The company maintains offices in Anchorage, Alaska; Denver, Colorado; and Midland, Texas. In Texas it has operations in the liquid-rich Eagle Ford Shale, Hugoton, and West Panhandle fields; and the Raton gas field; and the Spraberry oil field.
In 2013 Pioneer Natural Resources drilled 1,850 gross (1,655 net) development wells, 99% of which were successfully completed as productive wells (for a total drilling cost of $4.8 billion).
Sales and Marketing
In 2013 Plains Marketing accounted for 26% of Pioneer Natural Resources' revenues; Enterprise Products Partners, 12%; and Occidental Energy Marketing, 12%.
The company’s revenues have been restated due to the divestiture of properties, including Pioneer Alaska, the Barnett Shale field in North Texas, Sendero (Pioneer Natural Resources' vertical drilling rig subsidiary) and Southern Wolfcamp. In 2013 the company’s revenues rose by 24% due to higher oil and gas revenues thanks to 22% and 20% increases in oil and NGL sales volumes, respectively, and 2% and 32% increases in oil and gas prices, respectively. Partially offsetting this was a decline of 11% in NGL prices.
It experienceda huge net income drop of 77% in 2012 due to higher operating expenses; depletion, depreciation, and amortization expenses rose due to higher drilling expenditures on proved undeveloped locations (primarily in the Spraberry field); and declines in proved gas reserves due to lower gas prices.

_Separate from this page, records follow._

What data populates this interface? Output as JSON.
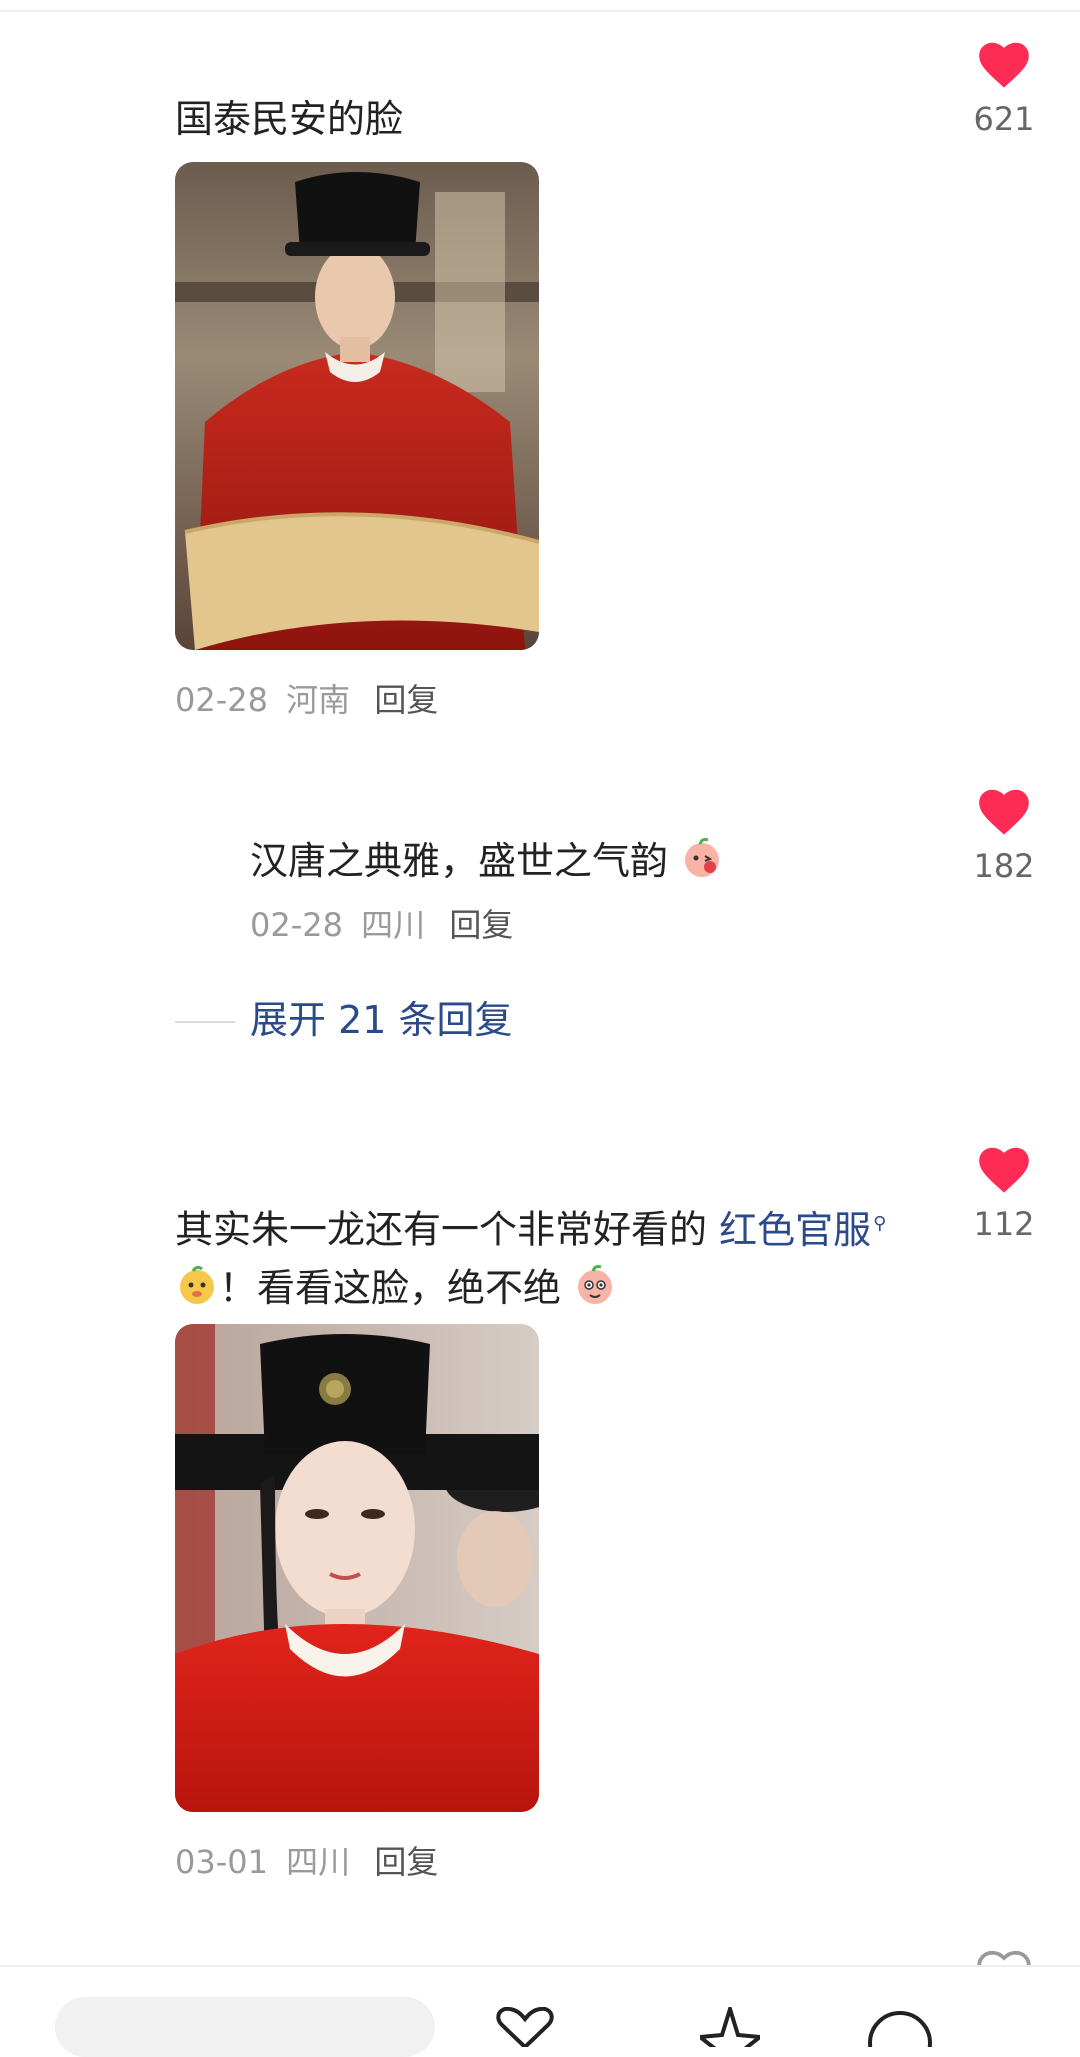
{
  "comments": [
    {
      "text": "国泰民安的脸",
      "date": "02-28",
      "region": "河南",
      "reply_label": "回复",
      "likes": "621"
    },
    {
      "text": "汉唐之典雅，盛世之气韵",
      "date": "02-28",
      "region": "四川",
      "reply_label": "回复",
      "likes": "182"
    },
    {
      "text_part1": "其实朱一龙还有一个非常好看的",
      "link": "红色官服",
      "text_part2": "！看看这脸，绝不绝",
      "date": "03-01",
      "region": "四川",
      "reply_label": "回复",
      "likes": "112"
    }
  ],
  "expand_replies": "展开 21 条回复",
  "icons": {
    "like": "heart-icon",
    "search_hint": "search-icon",
    "emoji": "emoji-icon"
  },
  "colors": {
    "like": "#fe2c55",
    "link": "#2b4a8a",
    "meta": "#9a9a9a"
  }
}
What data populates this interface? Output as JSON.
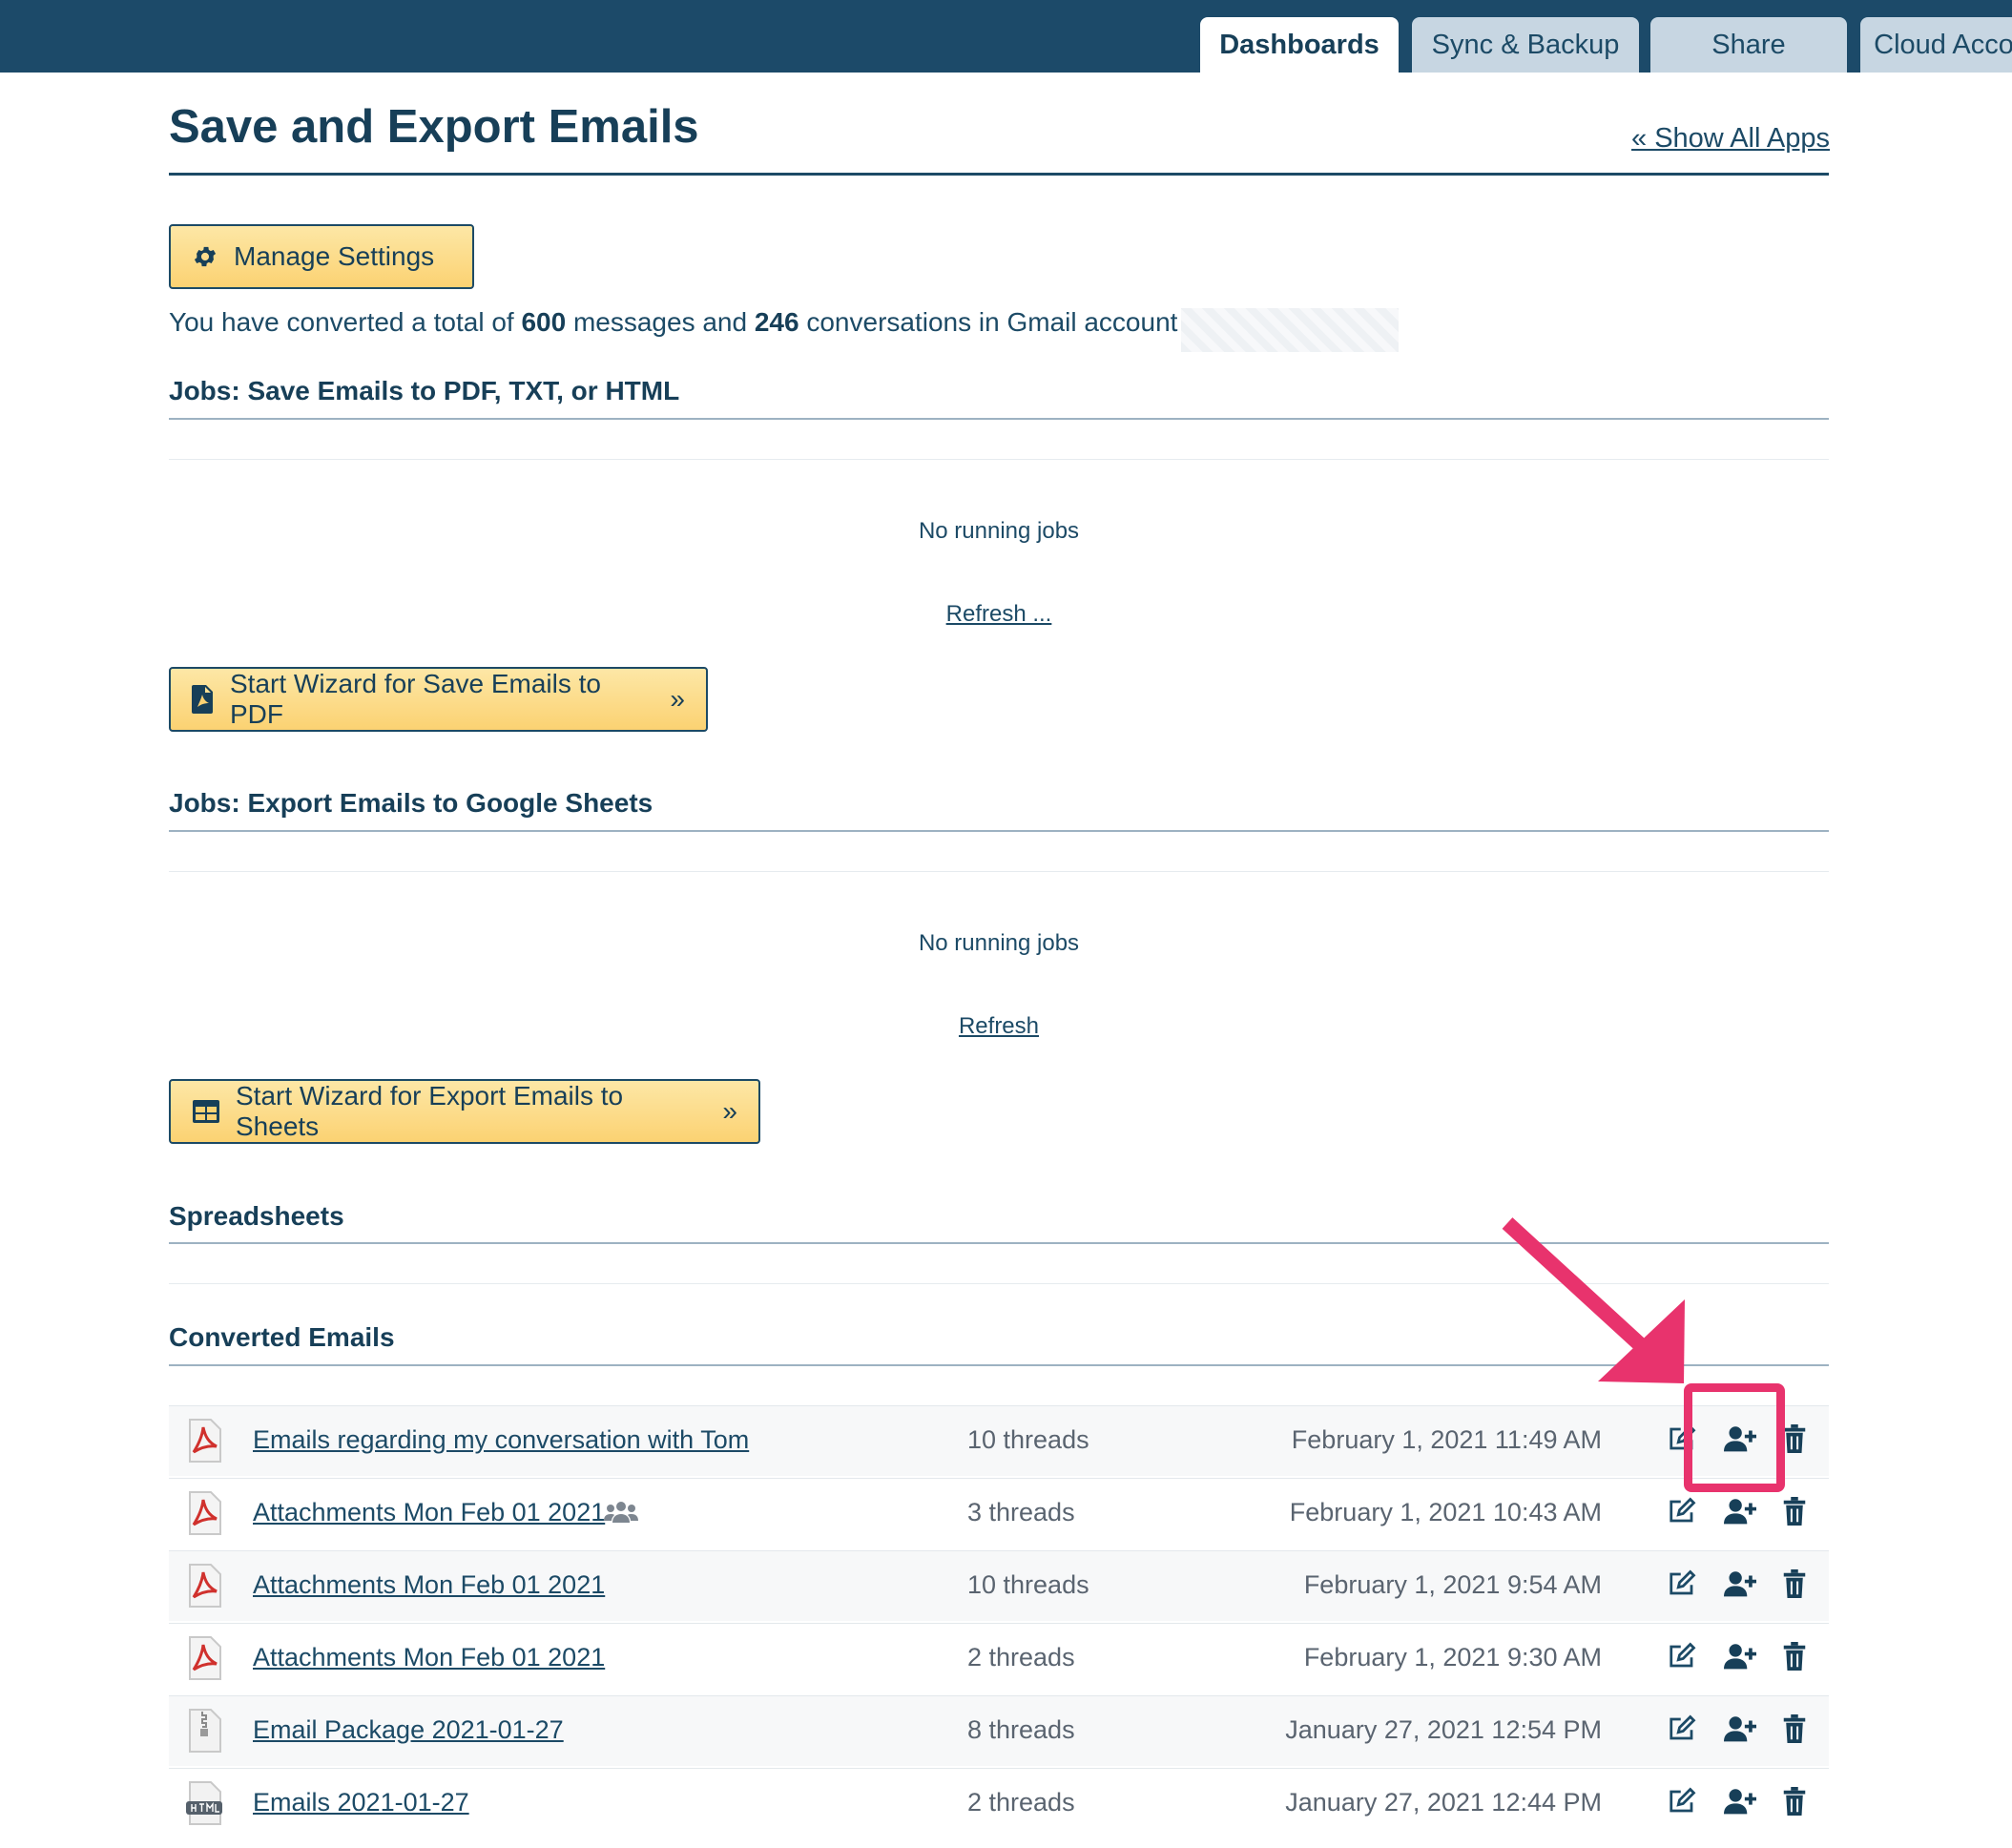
{
  "tabs": [
    {
      "label": "Dashboards",
      "active": true
    },
    {
      "label": "Sync & Backup",
      "active": false
    },
    {
      "label": "Share",
      "active": false
    },
    {
      "label": "Cloud Acco",
      "active": false
    }
  ],
  "page": {
    "title": "Save and Export Emails",
    "show_all_apps": "« Show All Apps"
  },
  "manage_settings": {
    "label": "Manage Settings",
    "icon": "gear-icon"
  },
  "summary": {
    "prefix": "You have converted a total of ",
    "messages": "600",
    "middle": " messages and ",
    "conversations": "246",
    "suffix": " conversations in Gmail account"
  },
  "pdf_jobs": {
    "title": "Jobs: Save Emails to PDF, TXT, or HTML",
    "status": "No running jobs",
    "refresh": "Refresh ...",
    "wizard_label": "Start Wizard for Save Emails to PDF",
    "wizard_chevron": "»",
    "wizard_icon": "pdf-file-icon"
  },
  "sheet_jobs": {
    "title": "Jobs: Export Emails to Google Sheets",
    "status": "No running jobs",
    "refresh": "Refresh",
    "wizard_label": "Start Wizard for Export Emails to Sheets",
    "wizard_chevron": "»",
    "wizard_icon": "table-icon"
  },
  "spreadsheets": {
    "title": "Spreadsheets"
  },
  "converted": {
    "title": "Converted Emails",
    "rows": [
      {
        "name": "Emails regarding my conversation with Tom",
        "threads": "10 threads",
        "date": "February 1, 2021 11:49 AM",
        "type": "pdf",
        "shared": false
      },
      {
        "name": "Attachments Mon Feb 01 2021",
        "threads": "3 threads",
        "date": "February 1, 2021 10:43 AM",
        "type": "pdf",
        "shared": true
      },
      {
        "name": "Attachments Mon Feb 01 2021",
        "threads": "10 threads",
        "date": "February 1, 2021 9:54 AM",
        "type": "pdf",
        "shared": false
      },
      {
        "name": "Attachments Mon Feb 01 2021",
        "threads": "2 threads",
        "date": "February 1, 2021 9:30 AM",
        "type": "pdf",
        "shared": false
      },
      {
        "name": "Email Package 2021-01-27",
        "threads": "8 threads",
        "date": "January 27, 2021 12:54 PM",
        "type": "zip",
        "shared": false
      },
      {
        "name": "Emails 2021-01-27",
        "threads": "2 threads",
        "date": "January 27, 2021 12:44 PM",
        "type": "html",
        "shared": false
      }
    ],
    "actions": [
      "edit-icon",
      "share-user-icon",
      "trash-icon"
    ]
  },
  "colors": {
    "header_bar": "#1c4a69",
    "text": "#1c4a66",
    "button_fill": "#fbd272",
    "highlight": "#e8336d"
  }
}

The downward trend continued in 2013 when Pioneer Natural Resources posted a net loss of $838.4 million compared to net income of $192.3 million in 2012 due to a major increase in operating costs as a result of impairment of oil and gas properties.
In 2013 the company’s operating cash inflow increased to $2.15 billion (from $1.84 billion in 2012) primarily due to an increase in oil and gas sales, partially offset by a decrease in net cash receipts from derivative settlements.
Pioneer Natural Resources' revenues come from its US operations where the oil firm focuses on exploiting low-risk, long-lived basins. It is also selling non-core properties to pay down debt.
Securing funding to expand its drilling program, and to pay down debt, in 2014 the company sold its Hugoton field assets in Kansas to Linn Energy for $340 million. That year, Pioneer Natural Resources also sold its Alaska subsidiary to Caelus Energy Alaska LLC for $300 million.
In 2013 it sold its Barnett Shale assets in North Texas to an undisclosed private party for cash proceeds of $155 million.
In 2013 Pioneer Natural Resources sold a 40% stake in 207,000 net acres leased in Wolfcamp Shale play (Permian Basin) in the southern portion of the Spraberry Trend Area Field to Sinochem for $1.7 billion.
Mergers and Acquisitions
In 2013 Pioneer Natural Resources Company acquired 52%-owned Pioneer Southwest Energy Partners L.P., which then became a wholly-owned subsidiary of Pioneer Natural Resources USA through a stock-for-unit exchange.